Though the film is bookended by scenes of relative stasis, the two women rarely stand still, biking across busy streets and bridges or watching the roadside blur on a bus ride through town. The everydayness of these urban spaces feels like a counterpoint to the landscape shots that break up footage of the sea: a long take shrouded in dense mist gradually reveals animals grazing on a slanted plain; trees quivering in the wind cut to a tangle of dark branches, wrapped in fog and lichen. Later, a patch of thinly clouded sky teases with a false echo of the mist, as though planting misplaced hope for similar revelation. It seems a central part of Wittmann’s inquiry, and one that’s shared by the many projects that come from initiatives like Harvard’s Sensory Ethnography Lab, is the extent to which the ways we render landscapes legible—figuratively, literally—come at the expense of what they are without us. In the long shot of a wide, rocky terrain, Theresa’s faraway figure becomes a point of identification. Human presence anchors the images, though Wittmann uses the possibilities of film to suggest that, maybe, it shouldn’t.

Crucial to Drift’s evocation of place is Nika Breithaupt’s remarkable sound design, which signals movement and spatial boundaries as much as do the film’s visuals. In the city, sounds of traffic flare and fade abruptly, fleeting noises that mark endless encounters with different spaces in transit. Deep in nature, it’s a different story: a shot of ferns in the dark is paired with constant nocturnal bird calls; footage of the sea is set to churning waves or the unchanging glissando of a boat through water. Theresa and Josefina roam across city and sea, but the steadiness of Breithaupt’s nature samples suggests perpetual movement of an ecological kind. Occasionally, diegetic ocean sound is replaced by an ominous synth; sometimes, by nothing at all. After the soothing union of audio-visual diegesis, shots of the varyingly mute and ventriloquized sea lift images to another plane of illegibility.
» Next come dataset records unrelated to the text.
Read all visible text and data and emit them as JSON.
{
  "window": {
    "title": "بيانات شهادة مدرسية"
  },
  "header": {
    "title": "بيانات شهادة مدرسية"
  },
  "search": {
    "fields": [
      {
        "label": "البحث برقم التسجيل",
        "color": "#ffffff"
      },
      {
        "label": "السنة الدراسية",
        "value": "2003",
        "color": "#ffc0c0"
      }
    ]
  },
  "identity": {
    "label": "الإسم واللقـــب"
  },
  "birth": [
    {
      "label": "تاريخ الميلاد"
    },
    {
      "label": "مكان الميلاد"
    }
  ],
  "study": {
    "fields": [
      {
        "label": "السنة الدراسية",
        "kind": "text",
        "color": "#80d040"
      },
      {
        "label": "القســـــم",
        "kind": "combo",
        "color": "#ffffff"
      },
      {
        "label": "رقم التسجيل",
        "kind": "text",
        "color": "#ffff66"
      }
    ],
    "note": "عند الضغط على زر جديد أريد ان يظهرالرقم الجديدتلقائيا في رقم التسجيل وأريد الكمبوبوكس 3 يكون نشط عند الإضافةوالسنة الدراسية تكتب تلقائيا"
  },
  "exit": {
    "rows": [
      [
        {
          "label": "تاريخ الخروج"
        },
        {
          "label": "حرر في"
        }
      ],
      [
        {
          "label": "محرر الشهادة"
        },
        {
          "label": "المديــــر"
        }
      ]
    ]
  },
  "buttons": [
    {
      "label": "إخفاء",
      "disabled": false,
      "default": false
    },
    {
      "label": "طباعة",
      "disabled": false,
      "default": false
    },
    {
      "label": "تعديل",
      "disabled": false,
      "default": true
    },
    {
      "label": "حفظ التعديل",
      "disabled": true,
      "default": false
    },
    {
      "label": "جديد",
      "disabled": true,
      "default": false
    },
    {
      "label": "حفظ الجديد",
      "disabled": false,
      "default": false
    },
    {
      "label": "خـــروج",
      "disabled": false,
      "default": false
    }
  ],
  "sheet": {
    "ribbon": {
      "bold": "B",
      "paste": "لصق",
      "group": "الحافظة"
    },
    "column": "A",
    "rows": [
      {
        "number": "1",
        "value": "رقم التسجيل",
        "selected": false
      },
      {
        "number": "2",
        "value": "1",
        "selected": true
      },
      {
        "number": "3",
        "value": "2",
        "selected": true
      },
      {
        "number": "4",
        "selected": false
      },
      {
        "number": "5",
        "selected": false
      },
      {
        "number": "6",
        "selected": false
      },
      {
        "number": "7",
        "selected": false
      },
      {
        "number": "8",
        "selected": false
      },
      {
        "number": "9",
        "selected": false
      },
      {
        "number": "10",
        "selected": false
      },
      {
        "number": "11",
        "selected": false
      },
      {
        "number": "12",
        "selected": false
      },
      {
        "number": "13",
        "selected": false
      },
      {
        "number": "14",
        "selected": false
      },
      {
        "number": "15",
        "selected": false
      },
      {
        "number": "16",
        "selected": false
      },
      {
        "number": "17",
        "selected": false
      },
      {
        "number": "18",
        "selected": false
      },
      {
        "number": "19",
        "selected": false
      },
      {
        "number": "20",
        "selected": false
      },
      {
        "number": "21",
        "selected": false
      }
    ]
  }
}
In a move that restates its concern with the contingencies of perception, Drift’s final scene echoes the end of Michael Snow’s Wavelength (1967), a 45-minute continuous zoom that refashions the visual field as a horizon of determined possibility. Here, it’s incarnated as an eight-minute creep across Theresa’s kitchen as she sits by the window, Skyping Josefina from her home in Buenos Aires. At one point, Theresa gets up and begins to go about her day, roving around the sink while the Skype window remains open. Josefina, too, is now preoccupied in her pixellated elsewhere, the two women sharing fractured screentime across false space, bound more by their banal inhabitation of routine than technology. As in Wavelength, Wittmann’s camera zooms slow and steady to a picture of the sea on the other side of the room, gradually excluding all but simulacral waves from the frame. Were we ever at sea?

Perceptual questions also drive Sofia Bohdanowicz’s short The Soft Space, which is comprised of fragmented close-ups on body parts—dark-lashed eyes, feet crossed at the ankle, the detail of a knee—intercut with shots of subway stairs and tunnels. The sounds of transit persist across all footage: close-up lips are set against the screech of wheels on old tracks; the bare nape of a neck is paired with the rapid-fire turnstile clicks of rush-hour commute. Bohdanowicz is no stranger to the intimate camera, as her attentive portrait in last year’s Maison du Bonheur shows, but The Soft Space uses montage as means of dislocation, the tenderness of a close body interrupted by the hard edges of public transit.